Como le corresponde por su carácter de Titular de la Parroquia, la imagen de Nuestra Señora de los Dolores ha estado siempre expuesta a la veneración de los fieles presidiendo el templo parroquial. Al principio, lo hizo en un sencillo retablo provisional y, ya desde mediados de la década de los sesenta del pasado siglo XX, en el camarín central del retablo mayor. Un espacio que fue remodelado a mediados de los ochenta para que lo compartiese con el Santísimo Cristo del Desamparo y Abandono. No obstante, tras la demolición a finales de los noventa de la anterior sede parroquial, y al realizarle un retablo propio a nuestro sagrado Titular cristífero, se aprovechó la restauración del retablo mayor para reformarlo nuevamente, devolviéndole al camarín central su antigua disposición para entronizar a la Señora. Tanto esta restauración como la citada reforma, culminadas en 2002, fueron realizadas en los talleres de carpintería Sándalo.

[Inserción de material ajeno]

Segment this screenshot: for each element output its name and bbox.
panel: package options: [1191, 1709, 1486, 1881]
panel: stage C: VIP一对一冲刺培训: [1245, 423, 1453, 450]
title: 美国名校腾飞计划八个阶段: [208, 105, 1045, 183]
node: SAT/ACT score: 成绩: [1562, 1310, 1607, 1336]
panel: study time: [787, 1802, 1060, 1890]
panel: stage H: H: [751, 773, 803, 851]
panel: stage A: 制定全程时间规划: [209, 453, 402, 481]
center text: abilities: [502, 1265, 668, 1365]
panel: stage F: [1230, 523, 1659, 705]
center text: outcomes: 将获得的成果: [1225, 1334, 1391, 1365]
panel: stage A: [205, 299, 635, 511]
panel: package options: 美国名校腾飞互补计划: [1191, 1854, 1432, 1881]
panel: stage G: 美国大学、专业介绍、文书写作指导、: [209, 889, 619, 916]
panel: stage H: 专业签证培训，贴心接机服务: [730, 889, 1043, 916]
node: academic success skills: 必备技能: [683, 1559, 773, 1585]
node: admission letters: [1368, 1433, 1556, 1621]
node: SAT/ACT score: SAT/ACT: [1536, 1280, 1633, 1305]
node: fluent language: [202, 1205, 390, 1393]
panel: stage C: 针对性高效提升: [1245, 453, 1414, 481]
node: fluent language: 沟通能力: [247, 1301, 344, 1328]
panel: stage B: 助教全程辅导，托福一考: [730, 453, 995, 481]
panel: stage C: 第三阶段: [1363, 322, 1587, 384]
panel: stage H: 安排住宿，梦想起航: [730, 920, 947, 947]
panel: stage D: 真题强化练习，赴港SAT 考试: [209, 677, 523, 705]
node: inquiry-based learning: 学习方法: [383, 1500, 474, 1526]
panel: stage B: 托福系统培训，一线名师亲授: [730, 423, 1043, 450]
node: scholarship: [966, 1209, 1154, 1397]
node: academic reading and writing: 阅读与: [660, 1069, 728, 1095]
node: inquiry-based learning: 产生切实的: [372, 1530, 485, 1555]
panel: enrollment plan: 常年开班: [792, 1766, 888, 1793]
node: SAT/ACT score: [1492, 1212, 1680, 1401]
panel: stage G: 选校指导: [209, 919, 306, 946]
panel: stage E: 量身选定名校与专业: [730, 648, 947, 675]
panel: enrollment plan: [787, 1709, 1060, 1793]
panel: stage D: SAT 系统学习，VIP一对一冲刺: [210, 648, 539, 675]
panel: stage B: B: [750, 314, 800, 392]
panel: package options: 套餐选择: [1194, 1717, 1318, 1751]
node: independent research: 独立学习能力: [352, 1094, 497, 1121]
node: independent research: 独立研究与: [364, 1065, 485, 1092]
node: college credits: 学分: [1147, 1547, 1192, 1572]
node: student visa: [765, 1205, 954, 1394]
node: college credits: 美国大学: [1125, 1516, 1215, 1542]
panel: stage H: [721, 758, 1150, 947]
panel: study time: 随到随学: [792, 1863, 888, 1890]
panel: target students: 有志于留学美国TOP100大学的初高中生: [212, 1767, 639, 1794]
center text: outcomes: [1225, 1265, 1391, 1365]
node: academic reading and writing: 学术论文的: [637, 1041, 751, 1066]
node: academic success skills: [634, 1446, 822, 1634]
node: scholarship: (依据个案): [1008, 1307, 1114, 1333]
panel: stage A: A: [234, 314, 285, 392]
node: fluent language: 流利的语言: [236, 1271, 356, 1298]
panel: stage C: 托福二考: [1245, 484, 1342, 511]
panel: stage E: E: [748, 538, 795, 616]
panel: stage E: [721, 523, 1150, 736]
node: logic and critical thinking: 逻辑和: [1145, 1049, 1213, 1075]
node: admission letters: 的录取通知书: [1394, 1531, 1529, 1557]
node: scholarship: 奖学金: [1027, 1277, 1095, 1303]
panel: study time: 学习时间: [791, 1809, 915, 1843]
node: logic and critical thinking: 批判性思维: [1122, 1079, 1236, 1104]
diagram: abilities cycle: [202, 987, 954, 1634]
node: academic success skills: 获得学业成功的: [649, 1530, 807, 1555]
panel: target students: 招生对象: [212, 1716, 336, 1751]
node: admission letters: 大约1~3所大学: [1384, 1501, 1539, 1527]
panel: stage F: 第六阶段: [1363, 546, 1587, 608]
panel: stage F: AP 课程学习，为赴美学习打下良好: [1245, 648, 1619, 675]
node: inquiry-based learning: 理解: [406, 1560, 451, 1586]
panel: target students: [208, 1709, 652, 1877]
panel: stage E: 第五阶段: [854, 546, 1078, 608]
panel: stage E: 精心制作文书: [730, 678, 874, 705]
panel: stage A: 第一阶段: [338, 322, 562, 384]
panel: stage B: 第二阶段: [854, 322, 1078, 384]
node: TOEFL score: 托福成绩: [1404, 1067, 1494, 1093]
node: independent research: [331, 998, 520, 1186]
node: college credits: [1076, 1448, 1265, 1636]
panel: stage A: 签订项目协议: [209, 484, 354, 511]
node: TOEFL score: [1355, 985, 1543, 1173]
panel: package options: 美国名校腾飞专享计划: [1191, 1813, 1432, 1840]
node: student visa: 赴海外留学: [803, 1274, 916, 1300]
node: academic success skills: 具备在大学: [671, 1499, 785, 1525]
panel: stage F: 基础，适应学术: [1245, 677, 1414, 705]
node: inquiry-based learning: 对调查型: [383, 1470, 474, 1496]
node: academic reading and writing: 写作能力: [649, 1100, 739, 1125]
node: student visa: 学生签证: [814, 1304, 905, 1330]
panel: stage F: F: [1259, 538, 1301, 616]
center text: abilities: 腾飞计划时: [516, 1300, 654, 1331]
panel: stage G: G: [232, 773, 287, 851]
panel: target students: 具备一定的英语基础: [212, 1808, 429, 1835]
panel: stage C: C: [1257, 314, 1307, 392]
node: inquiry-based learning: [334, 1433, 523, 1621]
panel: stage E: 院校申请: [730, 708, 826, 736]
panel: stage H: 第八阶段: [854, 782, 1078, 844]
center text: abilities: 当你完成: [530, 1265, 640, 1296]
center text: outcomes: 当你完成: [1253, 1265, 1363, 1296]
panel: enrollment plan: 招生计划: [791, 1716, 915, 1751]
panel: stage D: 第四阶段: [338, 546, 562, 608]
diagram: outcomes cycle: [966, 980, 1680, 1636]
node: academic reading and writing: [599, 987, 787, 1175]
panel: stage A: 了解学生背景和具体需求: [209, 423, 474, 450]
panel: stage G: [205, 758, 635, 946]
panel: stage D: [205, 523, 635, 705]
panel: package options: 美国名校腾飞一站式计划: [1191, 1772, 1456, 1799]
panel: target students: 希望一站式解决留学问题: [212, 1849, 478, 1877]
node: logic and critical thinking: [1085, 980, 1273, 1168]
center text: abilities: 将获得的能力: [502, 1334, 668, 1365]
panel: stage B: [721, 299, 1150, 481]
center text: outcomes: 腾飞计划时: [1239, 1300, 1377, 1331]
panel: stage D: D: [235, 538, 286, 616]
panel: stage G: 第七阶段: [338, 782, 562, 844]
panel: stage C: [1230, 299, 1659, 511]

Tanto el diseño como la ejecución del retablo mayor de nuestra Parroquia son obra de José Montero Rodríguez. La realización del boceto original, que había sido elegido inicialmente por el párroco D. Antonio Gómez Villalobos, fue aprobada finalmente por el Cabildo General con fecha 21 de julio de 1964, a instancias del nuevo párroco D. Francisco Barragán Cordero, siendo bendecido el 6 de febrero de 1966 por el entonces Cardenal de Sevilla, Dr. José María Bueno Monreal. El precio convenido fue de doscientas mil pesetas, correspondiendo su propiedad a la Hermandad, tal y como declaró y rubricó el propio párroco en acta de Cabildo de 7 de noviembre de 1969 ya que ésta “… se encargó plenamente del pago de dicho retablo, que puntualmente cumplió”.

Componen el retablo mayor un cuerpo con tres calles y un ático. En la central, el camarín donde se entroniza a Nuestra Señora de los Dolores, que fue notablemente ampliado en la restauración que se llevó a cabo al instalarlo en el nuevo templo parroquial. En él se realizó la Coronación Canónica de la Santísima Virgen, el 15 de septiembre de 2002. Figuran en las calles laterales dos óleos, copias de sendas obras de Murillo: en el de la izquierda, La visión de San Juan Evangelista en Patmos, y en el de la derecha, El Bautismo de Jesús. El ático lo ocupa un óleo de Santas Justa y Rufina, patronas de la ciudad de Sevilla.